The second half commenced with Yong playing Adelaide composer/pianist Stephen Whittington’s compressed but capricious take on Strawberry Fields as an incongruous introduction to several graphic scores, focusing on the overlooked and unexpected. Apartment House have performed selections from Louise Bourgeois’ Insomnia Drawings on other occasions, having noticed that these artworks drawn on music paper are “eminently performable”. With strings and string piano combining thin, raspy sounds, they take on an appropriately disturbing but hazy sonic form. Two Impulses by the Slovak Milan Adamčiak was more densely woven, with a score that intersected Adamčiak’s interests in art, music and visual poetry.
Personally, the most fascinating piece was Roland Kayn’s Inerziali. Kayn’s best known for his electronic, cybernetic works (or should be known – a Bandcamp page is dedicated to mastering and releasing a large backlog of mostly unheard pieces) but this early piece revealed his compositional roots in serialism, aleatory methods and stochastic composition. Inerziali is an open score of unspecified but finely organised events and combinations. Apartment House produced a taut, rapid interplay of prepared instrument sounds, using exacting means to produce complex sounds far beyond the usual consideration of pitch relationships. It’s an intriguing insight when hearing his later works, which build grand, forceful impressions from the curation of intricate details.

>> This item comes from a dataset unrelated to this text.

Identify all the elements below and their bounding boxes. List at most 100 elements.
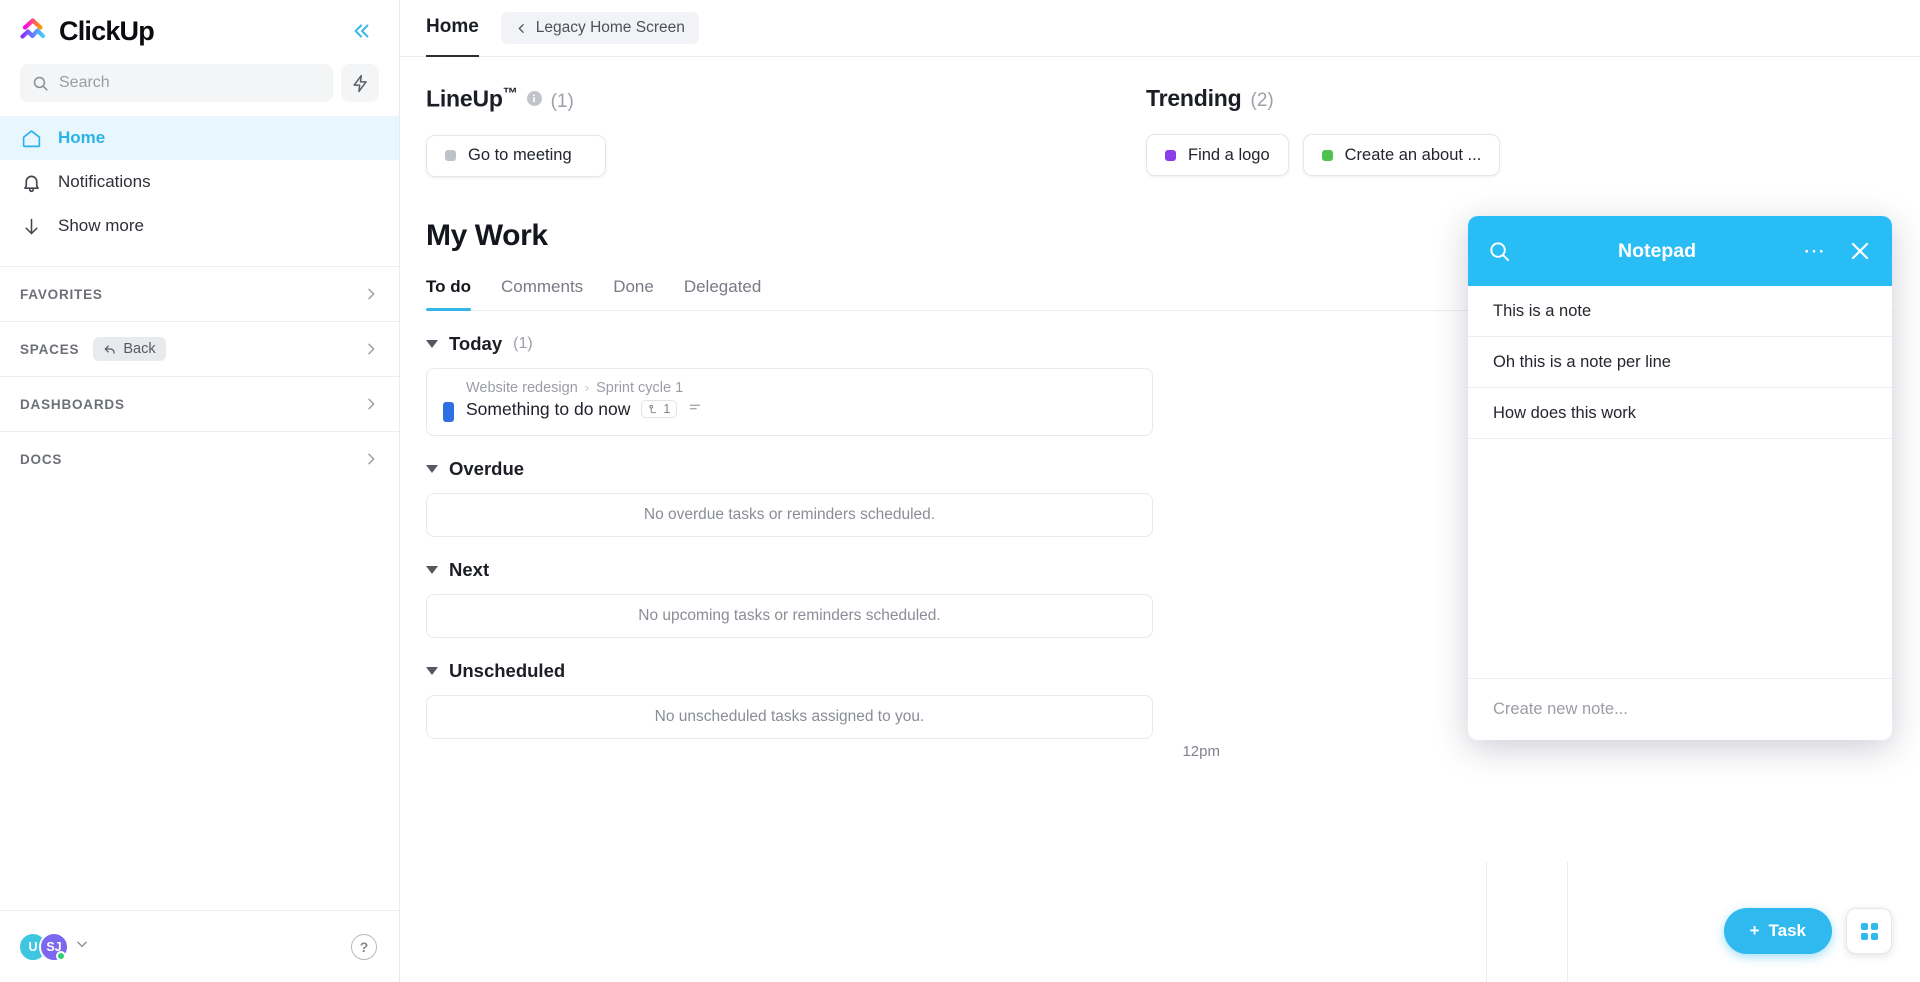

To finish, Milan Knižak’s Broken Music presented itself as a kind of musical antimatter. Like his negotiably playable collaged records, the score is fragments of defaced and collaged scores, which Apartment House played amongst recordings of the records. The matter here is as much in the gaps and the breaks, audible faultlines where the content has been lost, literally skipping from one anonymised fragment to the next. Crucially, unlike most collage, anything coherently recognisable is shredded, rendering typical considerations of content and taxonomy useless. You’re left with undifferentiated musical protoplasm, new to our ears because it’s unrecognisable. The ensemble boldly dedicated itself to alternating scratches and atomised half-gestures to produce something which forces effort from the audience to even hear it, in a way that registers. It’s a good way to start over.